Each child is instructed to pull off a handful of toilet paper from the roll. Each child's amount may vary. Next, each child should separate their toilet paper into individual squares and stack them into their own stack of squares.

Now, surprise the children by instructing them to say one nice thing about themselves for each sheet of toilet paper! Going around in a circle, each child takes one square of toilet paper, says one positive thing about themselves, and moves it over into a new pile. This continues until all the children have used up all their sheets of toilet paper. The more toilet paper a child begins with, the more self-compliments they must come up with!

Play Therapy Techniques

The facilitator leads a discussion on the children felt about giving themselves so many compliments. Was it bragging? They can also discuss what was learned from taking too few or too many pieces of toilet paper to begin with. For especially “shy” children who only took one piece of toilet paper, the facilitator can separate the two-ply tissue into two pieces so they at least have double the opportunities!

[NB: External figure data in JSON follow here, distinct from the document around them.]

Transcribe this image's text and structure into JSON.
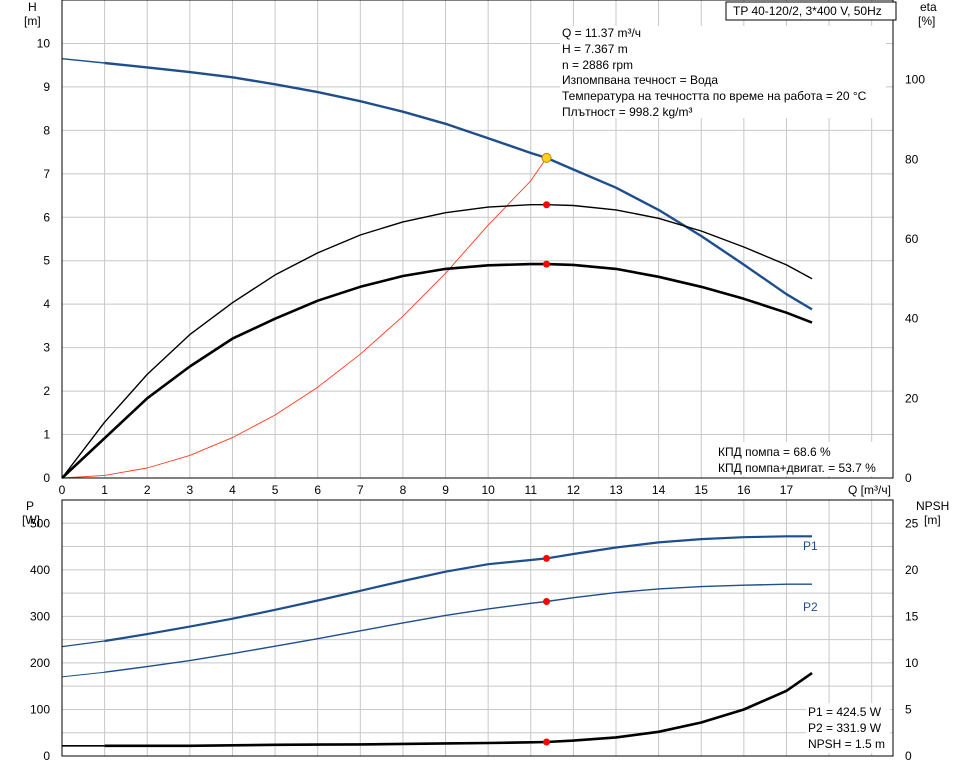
{
  "colors": {
    "head_curve": "#1f4e8c",
    "power_curve": "#1f4e8c",
    "efficiency_curve": "#000000",
    "system_curve": "#ff3b1f",
    "operating_point": "#ff0000",
    "head_operating_point": "#ffd21f",
    "grid": "#c8c8c8"
  },
  "chart_data": [
    {
      "type": "line",
      "title": "TP 40-120/2, 3*400 V, 50Hz",
      "xlabel": "Q [m³/ч]",
      "ylabel_left": "H",
      "ylabel_left_unit": "[m]",
      "ylabel_right": "eta",
      "ylabel_right_unit": "[%]",
      "xlim": [
        0,
        19.5
      ],
      "ylim_left": [
        0,
        11
      ],
      "ylim_right": [
        0,
        120
      ],
      "x_ticks": [
        0,
        1,
        2,
        3,
        4,
        5,
        6,
        7,
        8,
        9,
        10,
        11,
        12,
        13,
        14,
        15,
        16,
        17
      ],
      "y_ticks_left": [
        0,
        1,
        2,
        3,
        4,
        5,
        6,
        7,
        8,
        9,
        10
      ],
      "y_ticks_right": [
        0,
        20,
        40,
        60,
        80,
        100
      ],
      "grid": true,
      "info_lines": [
        "Q = 11.37 m³/ч",
        "H = 7.367 m",
        "n = 2886 rpm",
        "Изпомпвана течност = Вода",
        "Температура на течността по време на работа = 20 °C",
        "Плътност = 998.2 kg/m³"
      ],
      "efficiency_labels": [
        "КПД помпа = 68.6 %",
        "КПД помпа+двигат. = 53.7 %"
      ],
      "series": [
        {
          "key": "H",
          "axis": "left",
          "x": [
            0,
            1,
            2,
            3,
            4,
            5,
            6,
            7,
            8,
            9,
            10,
            11,
            11.37,
            12,
            13,
            14,
            15,
            16,
            17,
            17.6
          ],
          "values": [
            9.65,
            9.55,
            9.45,
            9.34,
            9.22,
            9.06,
            8.88,
            8.67,
            8.43,
            8.15,
            7.82,
            7.48,
            7.367,
            7.1,
            6.68,
            6.17,
            5.57,
            4.91,
            4.23,
            3.88
          ],
          "dashed_to": 1
        },
        {
          "key": "system",
          "axis": "left",
          "x": [
            0,
            1,
            2,
            3,
            4,
            5,
            6,
            7,
            8,
            9,
            10,
            11,
            11.37
          ],
          "values": [
            0,
            0.06,
            0.23,
            0.52,
            0.93,
            1.45,
            2.09,
            2.85,
            3.72,
            4.71,
            5.82,
            6.84,
            7.367
          ]
        },
        {
          "key": "eta_pump",
          "axis": "right",
          "x": [
            0,
            1,
            2,
            3,
            4,
            5,
            6,
            7,
            8,
            9,
            10,
            11,
            11.37,
            12,
            13,
            14,
            15,
            16,
            17,
            17.6
          ],
          "values": [
            0,
            14,
            26,
            36,
            44,
            51,
            56.5,
            61,
            64.3,
            66.6,
            68,
            68.6,
            68.6,
            68.4,
            67.3,
            65.2,
            62,
            58,
            53.5,
            50
          ]
        },
        {
          "key": "eta_total",
          "axis": "right",
          "x": [
            0,
            1,
            2,
            3,
            4,
            5,
            6,
            7,
            8,
            9,
            10,
            11,
            11.37,
            12,
            13,
            14,
            15,
            16,
            17,
            17.6
          ],
          "values": [
            0,
            10,
            20,
            28,
            35,
            40,
            44.5,
            48,
            50.7,
            52.5,
            53.4,
            53.7,
            53.7,
            53.5,
            52.5,
            50.5,
            48,
            45,
            41.5,
            39
          ]
        }
      ],
      "points": [
        {
          "series": "H",
          "x": 11.37,
          "y": 7.367
        },
        {
          "series": "eta_pump",
          "x": 11.37,
          "y": 68.6
        },
        {
          "series": "eta_total",
          "x": 11.37,
          "y": 53.7
        }
      ]
    },
    {
      "type": "line",
      "ylabel_left": "P",
      "ylabel_left_unit": "[W]",
      "ylabel_right": "NPSH",
      "ylabel_right_unit": "[m]",
      "xlim": [
        0,
        19.5
      ],
      "ylim_left": [
        0,
        550
      ],
      "ylim_right": [
        0,
        27.5
      ],
      "y_ticks_left": [
        0,
        100,
        200,
        300,
        400,
        500
      ],
      "y_ticks_right": [
        0,
        5,
        10,
        15,
        20,
        25
      ],
      "grid": true,
      "readout_lines": [
        "P1 = 424.5 W",
        "P2 = 331.9 W",
        "NPSH = 1.5 m"
      ],
      "series": [
        {
          "name": "P1",
          "axis": "left",
          "x": [
            0,
            1,
            2,
            3,
            4,
            5,
            6,
            7,
            8,
            9,
            10,
            11,
            11.37,
            12,
            13,
            14,
            15,
            16,
            17,
            17.6
          ],
          "values": [
            235,
            247,
            262,
            278,
            295,
            314,
            334,
            355,
            376,
            396,
            412,
            421,
            424.5,
            434,
            448,
            459,
            466,
            470,
            472,
            472
          ],
          "dashed_to": 1
        },
        {
          "name": "P2",
          "axis": "left",
          "x": [
            0,
            1,
            2,
            3,
            4,
            5,
            6,
            7,
            8,
            9,
            10,
            11,
            11.37,
            12,
            13,
            14,
            15,
            16,
            17,
            17.6
          ],
          "values": [
            170,
            180,
            192,
            205,
            220,
            236,
            252,
            269,
            286,
            302,
            316,
            328,
            331.9,
            340,
            351,
            359,
            364,
            367,
            369,
            369
          ],
          "dashed_to": 1
        },
        {
          "key": "NPSH",
          "axis": "right",
          "x": [
            0,
            1,
            2,
            3,
            4,
            5,
            6,
            7,
            8,
            9,
            10,
            11,
            11.37,
            12,
            13,
            14,
            15,
            16,
            17,
            17.6
          ],
          "values": [
            1.1,
            1.1,
            1.1,
            1.1,
            1.15,
            1.2,
            1.22,
            1.25,
            1.3,
            1.35,
            1.4,
            1.47,
            1.5,
            1.65,
            2.0,
            2.6,
            3.6,
            5.0,
            7.0,
            8.9
          ],
          "dashed_to": 1
        }
      ],
      "points": [
        {
          "series": "P1",
          "x": 11.37,
          "y": 424.5
        },
        {
          "series": "P2",
          "x": 11.37,
          "y": 331.9
        },
        {
          "series": "NPSH",
          "x": 11.37,
          "y": 1.5
        }
      ]
    }
  ]
}
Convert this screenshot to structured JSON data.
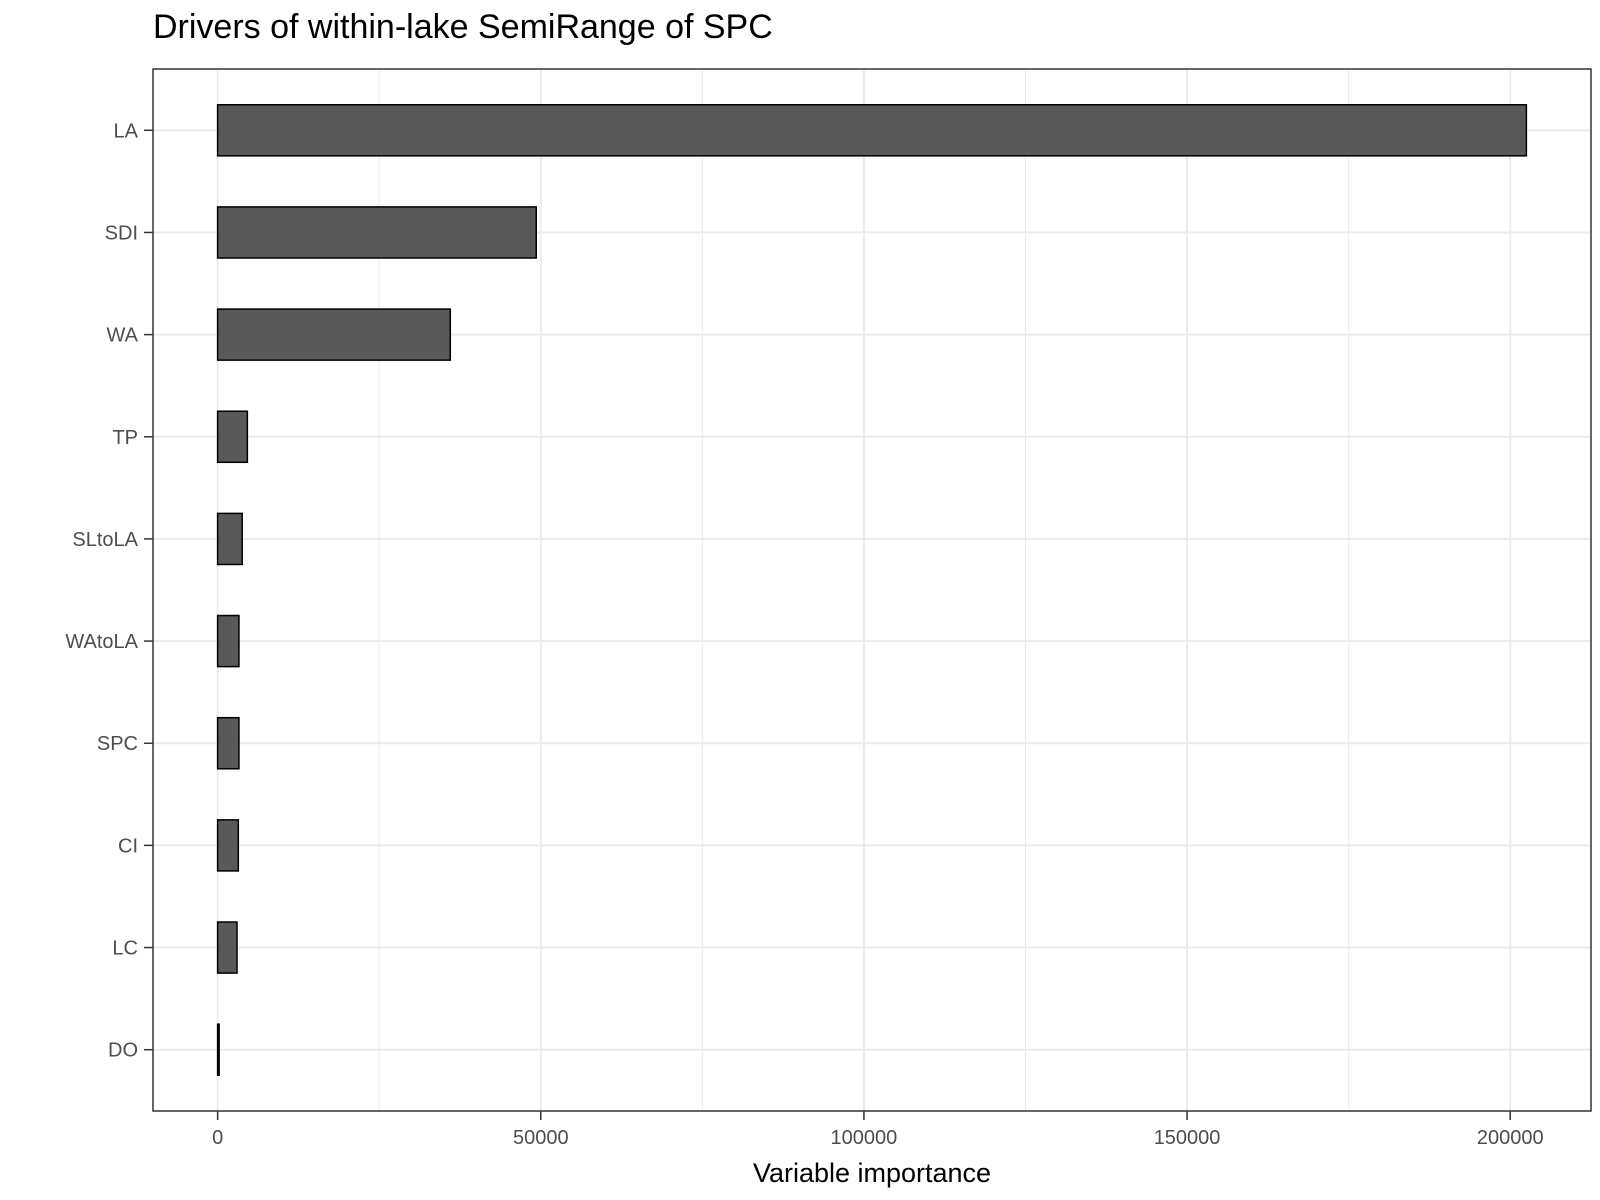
{
  "chart_data": {
    "type": "bar",
    "orientation": "horizontal",
    "title": "Drivers of within-lake SemiRange of SPC",
    "xlabel": "Variable importance",
    "ylabel": "",
    "categories": [
      "LA",
      "SDI",
      "WA",
      "TP",
      "SLtoLA",
      "WAtoLA",
      "SPC",
      "CI",
      "LC",
      "DO"
    ],
    "values": [
      202500,
      49300,
      36000,
      4600,
      3800,
      3300,
      3300,
      3200,
      3000,
      200
    ],
    "xlim": [
      -10000,
      212500
    ],
    "xticks": [
      0,
      50000,
      100000,
      150000,
      200000
    ],
    "xtick_labels": [
      "0",
      "50000",
      "100000",
      "150000",
      "200000"
    ],
    "grid": true,
    "bar_fill": "#595959",
    "bar_stroke": "#000000",
    "grid_color": "#ebebeb",
    "panel_border_color": "#333333"
  }
}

The facilitator asks the children how they feel about the game itself. Once, I worked with a child who liked to exaggerate every thing. He took a handful of toilet paper of at least 87 squares! He quickly gave up trying to compliment himself, but the other children had lots of suggestions. After this experience, he learned some nice, new things from his peers, even though he wasn’t very popular, and he also learned to use less toilet paper and save trees!